Call of Duty: WWII
Josh Duhamel, Jonathan Tucker, David Tennant, Ving Rhames, Udo Kier
…there’s a lot to enjoy here, just don’t go expecting a complete overhaul…
I’m not sure when I stopped caring about Call of Duty. Sometime in the last five or so years the annual shooty series just dropped off my radar. This was never a deliberate or conscious uncoupling, and I remember enjoying some CoDs back in the day, but there were simply more interesting shooters out there. Call of Duty: WWII, however, managed to grab my attention. The WWII setting, the Nazi zombies mode and the overall change of pace seemed appealing. So does the result live up to the hype? Eh… mostly.
COD: WWII is an attempt by the series to get back to its roots. That means WWII and that means you’ll be storming the beaches of Normandy. Again. See the thing about WWII’s campaign is that it’s beautiful, bombastic, exciting… and yet utterly predictable. If you’ve played earlier WWII iterations of CoD, watched Saving Private Ryan or the excellent TV series, Band of Brothers you’ll know what you’re in for. Almost exactly what you’re in for.

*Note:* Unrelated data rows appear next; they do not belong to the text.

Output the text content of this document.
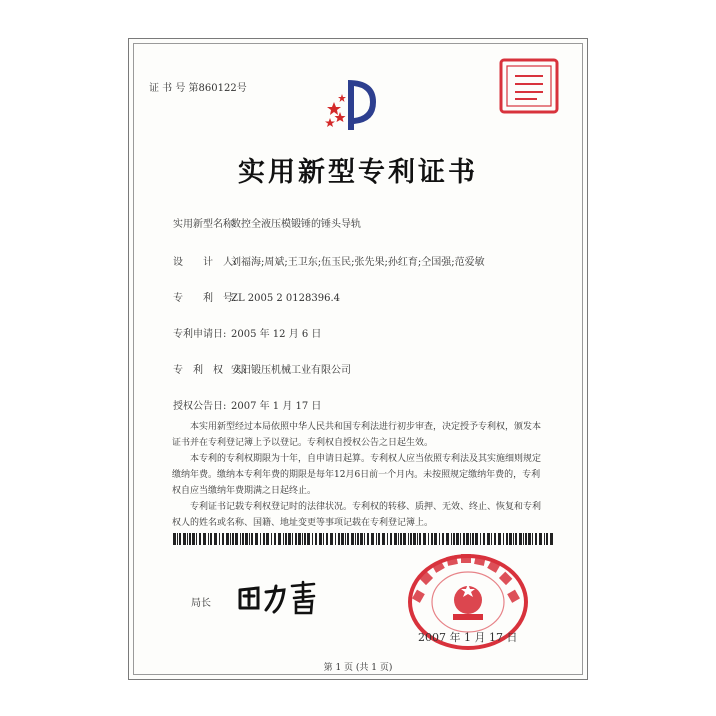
证 书 号 第860122号
实用新型专利证书
实用新型名称:数控全液压模锻锤的锤头导轨
设　　计　人:刘福海;周斌;王卫东;伍玉民;张先果;孙红育;仝国强;范爱敏
专　　利　号:ZL 2005 2 0128396.4
专利申请日: 2005 年 12 月 6 日
专　利　权　人:安阳锻压机械工业有限公司
授权公告日: 2007 年 1 月 17 日

本实用新型经过本局依照中华人民共和国专利法进行初步审查，决定授予专利权，颁发本证书并在专利登记簿上予以登记。专利权自授权公告之日起生效。

本专利的专利权期限为十年，自申请日起算。专利权人应当依照专利法及其实施细则规定缴纳年费。缴纳本专利年费的期限是每年12月6日前一个月内。未按照规定缴纳年费的，专利权自应当缴纳年费期满之日起终止。

专利证书记载专利权登记时的法律状况。专利权的转移、质押、无效、终止、恢复和专利权人的姓名或名称、国籍、地址变更等事项记载在专利登记簿上。

局长
2007 年 1 月 17 日
第 1 页 (共 1 页)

You play the part of Ronald “Red” Daniels who is a generic farm boy stereotype who needs to finish fighting this gol’ dang war and get back to his pregnant missus. It’s a tofu bland character and fairly uninteresting, as are most of the supporting cast, save Zussman (Jonathan Tucker) who manages to breathe life into a stodgy script, playing Red’s smart arse Jewish mate. The tale follows the usual beats you’d expect, with occasional diversions like playing as a resistance member (which is fantastic) and air support (which is okay). The whole campaign lasts about six hours – which is long for CoD – and manages to occasionally eke out some pathos from the cliches. It’s not terrible, it’s not great – it’s fine.
Backing up the campaign is the multiplayer which, for many players, is where the game shines. The usual modes like variations on CTF and deathmatch play like business as usual, but the War mode is a highlight – striking a more narrative-based balance, similarly to last year’s Battlefield 1. Having more objective based modes is definitely a step forward for CoD, although playing with dead-eyed teenagers who only care about their KD ratio can be… grueling.
Finally the Nazi Zombies mode is four-player fun, where you and three chums battle waves of the goose-stepping dead, solving mild puzzles and upgrading weapons. Featuring voice acting from the likes of David Tennant and Ving Rhames this mode is a hoot, managing to be gory and even moderately scary. Although I missed the ability to craft barricades this was probably the highlight of the whole package.
Ultimately Call of Duty: WWII is solid but unextraordinary. The campaign is fine, the multiplayer enjoyable and the zombies pretty fun – but none of it feels as deep and interesting as Battlefield 1. With a few friends you regularly play with there’s a lot to enjoy here, just don’t go expecting a complete overhaul of CoD’s aging engine.